Educational and Organizational Interventions to Improve the Management of Depression in Primary CareA Systematic Review

Author Affiliations

Author Affiliations: Academic Unit of Psychiatry and Behavioural Sciences, University of Leeds, Leeds, England (Dr Gilbody); Department of Epidemiology and Public Health, University of Newcastle upon Tyne, Newcastle upon Tyne, England (Dr Whitty); Clinical Epidemiology Program, Institute of Population Health, and Cochrane Effective Professional and Organisational Change Group, Ottawa Health Research Institute and Center for Best Practices, University of Ottawa, Ottawa, Ontario (Dr Grimshaw); and Health Services Research Unit, University of Aberdeen, Aberdeen, Scotland (Dr Thomas).

JAMA. 2003;289(23):3145-3151. doi:10.1001/jama.289.23.3145
Context

Context Depression is commonly encountered in primary care settings yet is often missed or suboptimally managed. A number of organizational and educational strategies to improve management of depression have been proposed. The clinical effectiveness and cost-effectiveness of these strategies have not yet been subjected to systematic review.

Objective To systematically evaluate the effectiveness of organizational and educational interventions to improve the management of depression in primary care settings.

Data Sources We searched electronic medical and psychological databases from inception to March 2003 (MEDLINE, PsycLIT, EMBASE, CINAHL, Cochrane Controlled Trials Register, United Kingdom National Health Service Economic Evaluations Database, Cochrane Depression Anxiety and Neurosis Group register, and Cochrane Effective Professional and Organisational Change Group specialist register); conducted correspondence with authors; and used reference lists. Search terms were related to depression, primary care, and all guidelines and organizational and educational interventions.

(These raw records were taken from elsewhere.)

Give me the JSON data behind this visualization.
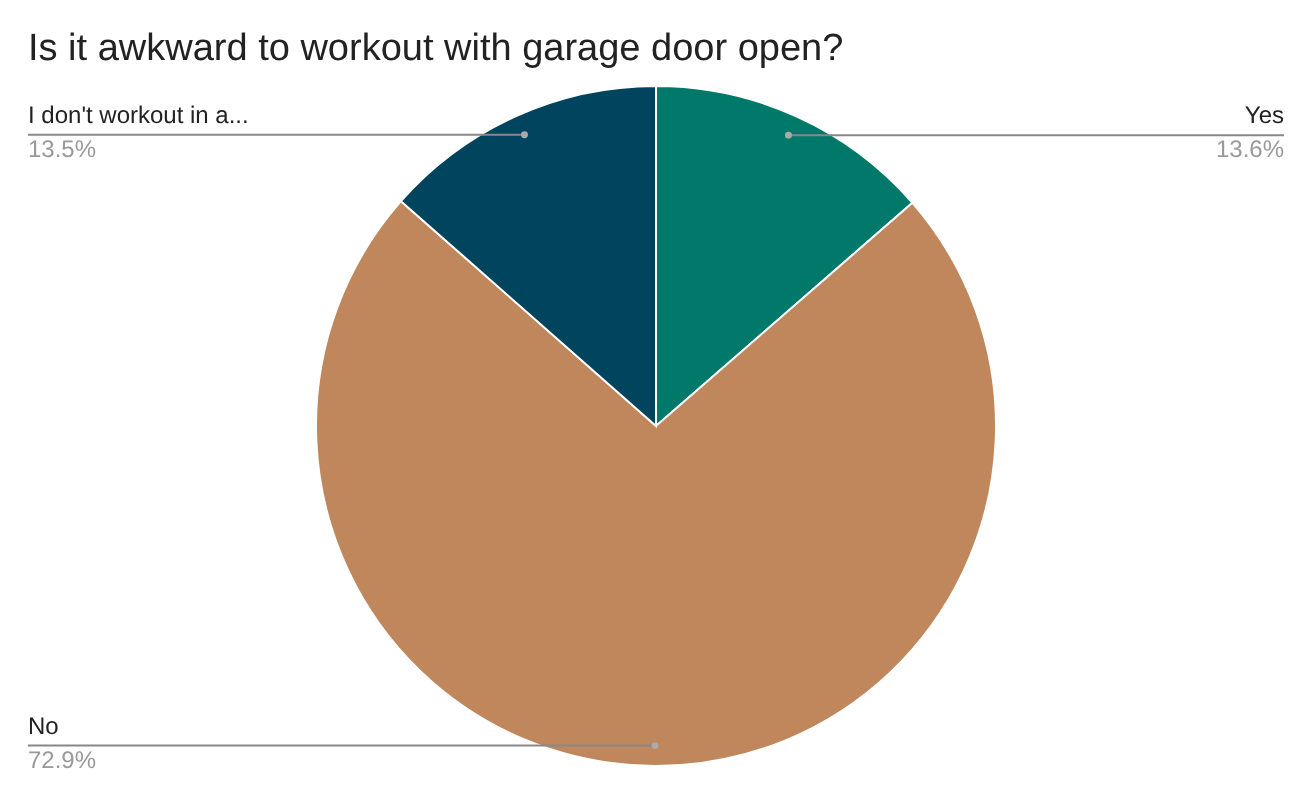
{
  "chart_data": {
    "type": "pie",
    "title": "Is it awkward to workout with garage door open?",
    "categories": [
      "Yes",
      "No",
      "I don't workout in a..."
    ],
    "values": [
      13.6,
      72.9,
      13.5
    ],
    "colors": [
      "#00796b",
      "#bf875b",
      "#00445e"
    ],
    "value_labels": [
      "13.6%",
      "72.9%",
      "13.5%"
    ],
    "legend": false
  }
}
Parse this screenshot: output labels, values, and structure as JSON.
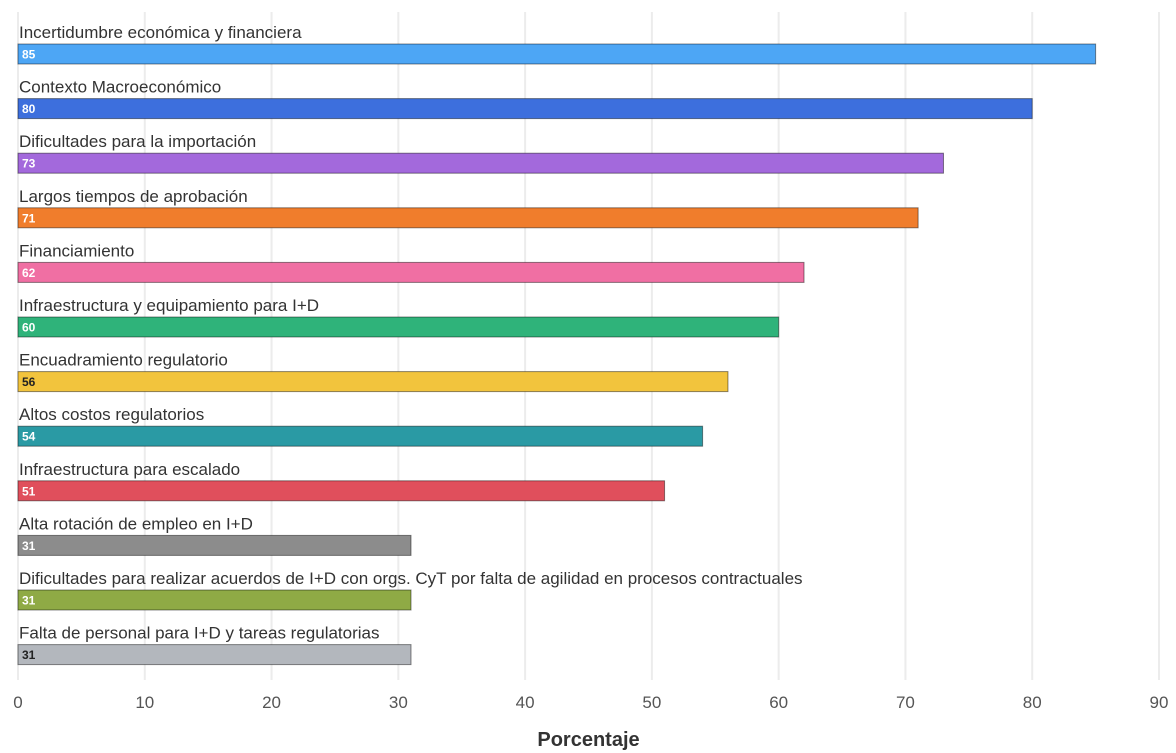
{
  "chart_data": {
    "type": "bar",
    "orientation": "horizontal",
    "categories": [
      "Incertidumbre económica y financiera",
      "Contexto Macroeconómico",
      "Dificultades para la importación",
      "Largos tiempos de aprobación",
      "Financiamiento",
      "Infraestructura y equipamiento para I+D",
      "Encuadramiento regulatorio",
      "Altos costos regulatorios",
      "Infraestructura para escalado",
      "Alta rotación de empleo en I+D",
      "Dificultades para realizar acuerdos de I+D con orgs. CyT por falta de agilidad en procesos contractuales",
      "Falta de personal para I+D y tareas regulatorias"
    ],
    "values": [
      85,
      80,
      73,
      71,
      62,
      60,
      56,
      54,
      51,
      31,
      31,
      31
    ],
    "data_labels": [
      "85",
      "80",
      "73",
      "71",
      "62",
      "60",
      "56",
      "54",
      "51",
      "31",
      "31",
      "31"
    ],
    "colors": [
      "#4da6f5",
      "#3d6fdd",
      "#a369dc",
      "#f07d2c",
      "#f06fa3",
      "#2fb37a",
      "#f2c43d",
      "#2a9aa4",
      "#e04f5c",
      "#8c8c8c",
      "#8faa45",
      "#b3b7bd"
    ],
    "label_colors": [
      "#ffffff",
      "#ffffff",
      "#ffffff",
      "#ffffff",
      "#ffffff",
      "#ffffff",
      "#222222",
      "#ffffff",
      "#ffffff",
      "#ffffff",
      "#ffffff",
      "#222222"
    ],
    "xlabel": "Porcentaje",
    "ylabel": "",
    "xlim": [
      0,
      90
    ],
    "xticks": [
      0,
      10,
      20,
      30,
      40,
      50,
      60,
      70,
      80,
      90
    ],
    "grid": "vertical"
  }
}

Study Selection We selected 36 studies, including 29 randomized controlled trials and nonrandomized controlled clinical trials, 5 controlled before-and-after studies, and 2 interrupted time-series studies. Outcomes relating to management and outcome of depression were sought.

Data Extraction Methodological details and outcomes were extracted and checked by 2 reviewers. Summary relative risks were, where possible, calculated from original data and attempts were made to correct for unit of analysis error.

Data Synthesis A narrative synthesis was conducted. Twenty-one studies with positive results were found. Strategies effective in improving patient outcome generally were those with complex interventions that incorporated clinician education, an enhanced role of the nurse (nurse case management), and a greater degree of integration between primary and secondary care (consultation-liaison). Telephone medication counseling delivered by practice nurses or trained counselors was also effective. Simple guideline implementation and educational strategies were generally ineffective.

Conclusions There is substantial potential to improve the management of depression in primary care. Commonly used guidelines and educational strategies are likely to be ineffective. The implementation of the findings from this research will require substantial investment in primary care services and a major shift in the organization and provision of care.